In a dispute over royalty payments, the US Court of Appeals for the Federal Circuit held that a patent holder lacked standing under the Declaratory Judgment Act to challenge its own patent’s validity to expedite the termination of its royalty payments. AbbVie Inc. v. MedImmune Ltd., Case No. 17-1689 (Fed. Cir., Feb. 5, 2018) (Dyk, J).
In 1995, AbbVie and MedImmune’s predecessors entered into an agreement to develop and license adalimumab, the active ingredient in Humira. The agreement provided that AbbVie’s predecessor would pay royalties on the sale of certain products until (1) the last of a number of certain patents expired, or (2) 15 years after the first commercial sale of a certain product, whichever was later. The last patent was set to expire on June 19, 2018, and the first commercial sale was made 15 years before January 2018 (in January 2003).

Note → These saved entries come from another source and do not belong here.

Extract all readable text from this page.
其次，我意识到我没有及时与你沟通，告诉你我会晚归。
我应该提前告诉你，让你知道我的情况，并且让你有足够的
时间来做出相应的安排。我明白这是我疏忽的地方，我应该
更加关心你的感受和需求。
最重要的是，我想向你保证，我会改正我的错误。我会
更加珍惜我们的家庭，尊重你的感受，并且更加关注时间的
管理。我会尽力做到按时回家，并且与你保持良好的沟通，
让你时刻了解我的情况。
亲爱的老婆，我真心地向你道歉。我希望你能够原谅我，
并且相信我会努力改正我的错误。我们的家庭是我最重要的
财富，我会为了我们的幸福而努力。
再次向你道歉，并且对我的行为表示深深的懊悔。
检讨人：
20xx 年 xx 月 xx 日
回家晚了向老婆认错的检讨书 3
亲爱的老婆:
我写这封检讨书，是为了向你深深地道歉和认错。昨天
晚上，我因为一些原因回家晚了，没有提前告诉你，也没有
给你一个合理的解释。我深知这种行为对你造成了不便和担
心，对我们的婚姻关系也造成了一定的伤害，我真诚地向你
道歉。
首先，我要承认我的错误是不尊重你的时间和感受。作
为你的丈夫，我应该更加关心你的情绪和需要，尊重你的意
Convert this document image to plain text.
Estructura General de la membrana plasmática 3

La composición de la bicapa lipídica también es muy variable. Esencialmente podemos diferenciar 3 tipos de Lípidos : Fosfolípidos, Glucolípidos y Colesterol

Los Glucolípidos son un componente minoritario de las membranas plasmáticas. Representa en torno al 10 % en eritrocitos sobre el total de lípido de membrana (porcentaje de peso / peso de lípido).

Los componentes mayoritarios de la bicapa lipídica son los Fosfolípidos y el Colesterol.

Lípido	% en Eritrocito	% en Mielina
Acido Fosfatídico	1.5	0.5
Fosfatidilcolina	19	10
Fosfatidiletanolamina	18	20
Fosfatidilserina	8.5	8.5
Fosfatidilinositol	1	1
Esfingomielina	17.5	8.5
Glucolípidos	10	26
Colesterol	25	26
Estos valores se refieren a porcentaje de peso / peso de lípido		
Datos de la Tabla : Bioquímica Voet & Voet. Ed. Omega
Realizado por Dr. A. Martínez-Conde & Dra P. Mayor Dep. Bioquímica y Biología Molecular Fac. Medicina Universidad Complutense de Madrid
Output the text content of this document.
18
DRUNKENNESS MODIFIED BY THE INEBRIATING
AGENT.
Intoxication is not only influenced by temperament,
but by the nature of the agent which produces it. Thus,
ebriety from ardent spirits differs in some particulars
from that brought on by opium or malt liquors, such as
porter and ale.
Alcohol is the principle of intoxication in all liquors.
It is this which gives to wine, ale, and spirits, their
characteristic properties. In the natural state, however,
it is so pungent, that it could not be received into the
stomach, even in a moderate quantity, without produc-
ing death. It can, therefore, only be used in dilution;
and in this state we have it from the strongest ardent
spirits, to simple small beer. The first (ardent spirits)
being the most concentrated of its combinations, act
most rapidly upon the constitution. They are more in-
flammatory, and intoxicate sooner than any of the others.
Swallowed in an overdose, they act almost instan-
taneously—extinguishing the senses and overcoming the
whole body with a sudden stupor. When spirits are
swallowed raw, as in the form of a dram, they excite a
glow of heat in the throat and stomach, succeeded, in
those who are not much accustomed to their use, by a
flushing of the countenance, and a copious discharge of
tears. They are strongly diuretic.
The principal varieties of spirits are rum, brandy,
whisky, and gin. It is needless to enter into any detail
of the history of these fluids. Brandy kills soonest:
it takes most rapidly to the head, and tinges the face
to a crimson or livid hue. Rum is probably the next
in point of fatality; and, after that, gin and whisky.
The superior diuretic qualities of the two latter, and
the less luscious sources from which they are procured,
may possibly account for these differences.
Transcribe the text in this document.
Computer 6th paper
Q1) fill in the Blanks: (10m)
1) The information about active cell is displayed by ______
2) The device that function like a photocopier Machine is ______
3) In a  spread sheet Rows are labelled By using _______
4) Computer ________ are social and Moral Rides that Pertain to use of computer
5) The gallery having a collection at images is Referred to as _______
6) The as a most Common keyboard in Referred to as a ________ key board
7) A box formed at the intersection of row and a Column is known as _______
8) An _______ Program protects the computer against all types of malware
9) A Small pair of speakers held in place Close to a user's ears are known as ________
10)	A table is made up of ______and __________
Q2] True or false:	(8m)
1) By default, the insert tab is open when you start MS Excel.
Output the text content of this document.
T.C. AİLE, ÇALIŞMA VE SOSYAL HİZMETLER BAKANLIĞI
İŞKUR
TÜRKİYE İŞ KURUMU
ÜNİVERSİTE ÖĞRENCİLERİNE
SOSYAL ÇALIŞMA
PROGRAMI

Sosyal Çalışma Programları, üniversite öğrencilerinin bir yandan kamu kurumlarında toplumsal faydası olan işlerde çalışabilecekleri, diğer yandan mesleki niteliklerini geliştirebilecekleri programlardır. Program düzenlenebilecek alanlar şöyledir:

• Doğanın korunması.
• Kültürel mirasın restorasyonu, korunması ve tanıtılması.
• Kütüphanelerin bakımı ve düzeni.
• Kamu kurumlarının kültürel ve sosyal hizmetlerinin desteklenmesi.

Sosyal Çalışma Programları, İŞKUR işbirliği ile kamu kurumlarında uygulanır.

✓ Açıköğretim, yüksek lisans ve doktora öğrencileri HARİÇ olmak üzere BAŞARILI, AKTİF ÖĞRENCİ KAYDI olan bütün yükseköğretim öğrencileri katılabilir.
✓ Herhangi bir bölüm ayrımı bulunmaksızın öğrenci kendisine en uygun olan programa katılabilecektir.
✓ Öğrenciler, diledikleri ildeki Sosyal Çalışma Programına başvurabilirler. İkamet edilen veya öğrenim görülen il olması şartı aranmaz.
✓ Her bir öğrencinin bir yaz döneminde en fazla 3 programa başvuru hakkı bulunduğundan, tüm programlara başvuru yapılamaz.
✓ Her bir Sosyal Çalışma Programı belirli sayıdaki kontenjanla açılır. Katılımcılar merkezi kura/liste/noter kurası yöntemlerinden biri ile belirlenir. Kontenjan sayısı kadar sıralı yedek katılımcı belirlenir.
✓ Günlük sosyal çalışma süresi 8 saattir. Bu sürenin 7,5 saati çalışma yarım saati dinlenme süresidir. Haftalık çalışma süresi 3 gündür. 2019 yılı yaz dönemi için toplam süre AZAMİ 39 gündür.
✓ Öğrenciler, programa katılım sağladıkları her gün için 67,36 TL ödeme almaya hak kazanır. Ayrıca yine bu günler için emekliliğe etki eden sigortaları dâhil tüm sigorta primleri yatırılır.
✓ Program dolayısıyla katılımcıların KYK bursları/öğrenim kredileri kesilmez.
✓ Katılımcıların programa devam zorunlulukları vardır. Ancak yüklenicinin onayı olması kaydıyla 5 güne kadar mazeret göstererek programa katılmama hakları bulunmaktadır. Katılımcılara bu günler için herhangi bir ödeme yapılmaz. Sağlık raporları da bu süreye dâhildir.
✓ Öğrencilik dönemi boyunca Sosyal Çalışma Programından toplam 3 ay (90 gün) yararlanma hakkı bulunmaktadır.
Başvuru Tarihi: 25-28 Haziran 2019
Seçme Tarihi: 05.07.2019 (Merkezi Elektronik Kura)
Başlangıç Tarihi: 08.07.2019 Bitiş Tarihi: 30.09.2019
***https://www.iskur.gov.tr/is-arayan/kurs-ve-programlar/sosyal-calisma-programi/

In June 2016, AbbVie sought a declaration that the patent set to expire in 2018 was invalid. AbbVie believed that a declaration of invalidity would act as an “expiration” of the patent and thereby end AbbVie’s obligation to pay royalties in January 2018 instead of in June 2018. However, AbbVie did not seek a declaration that it would no longer need to pay royalties if the patent was declared invalid. The district court found that AbbVie lacked standing to bring the action because it did not practice the patent and therefore was not subject to a potential infringement claim. The district court also held that it would not exercise jurisdiction over the action, finding that deciding the patent’s validity would not necessarily end the dispute over AbbVie’s royalty payments. AbbVie appealed.
The Federal Circuit affirmed the district court’s conclusion but rejected its reasoning. The Court noted that standing to bring declaratory actions is examined “by looking to the mirror image suit the declaratory defendant might bring.” While the district court treated the “mirror image” of this lawsuit as an infringement suit, the Federal Circuit explained that the proper mirror image was actually a contractual dispute over the agreement to pay royalties. Citing to ample Supreme Court of the United States and Federal Circuit precedent, the Court found that contractual disputes can confer declaratory judgment jurisdiction.
Nevertheless, the Federal Circuit found that even if the patent was found invalid, the contractual dispute between the parties would not have been resolved, because AbbVie did not seek a declaration regarding its contractual obligations. The Court reasoned that under the 2007 Supreme Court decision in MedImmune v. Genentech (IP Update, Vol. 10, No. 1), a litigant may not use a declaratory judgment action to obtain piecemeal adjudication of defenses that would not finally and conclusively resolve the underlying controversy. Applying that principle here, the Court held that it was an “open question” whether invalidation of the patent alone would be tantamount to its expiration for purposes of the parties’ agreement. Without a resolution to this question, the parties’ contractual dispute would persist, and AbbVie therefore lacked standing to bring its declaratory judgment on invalidity.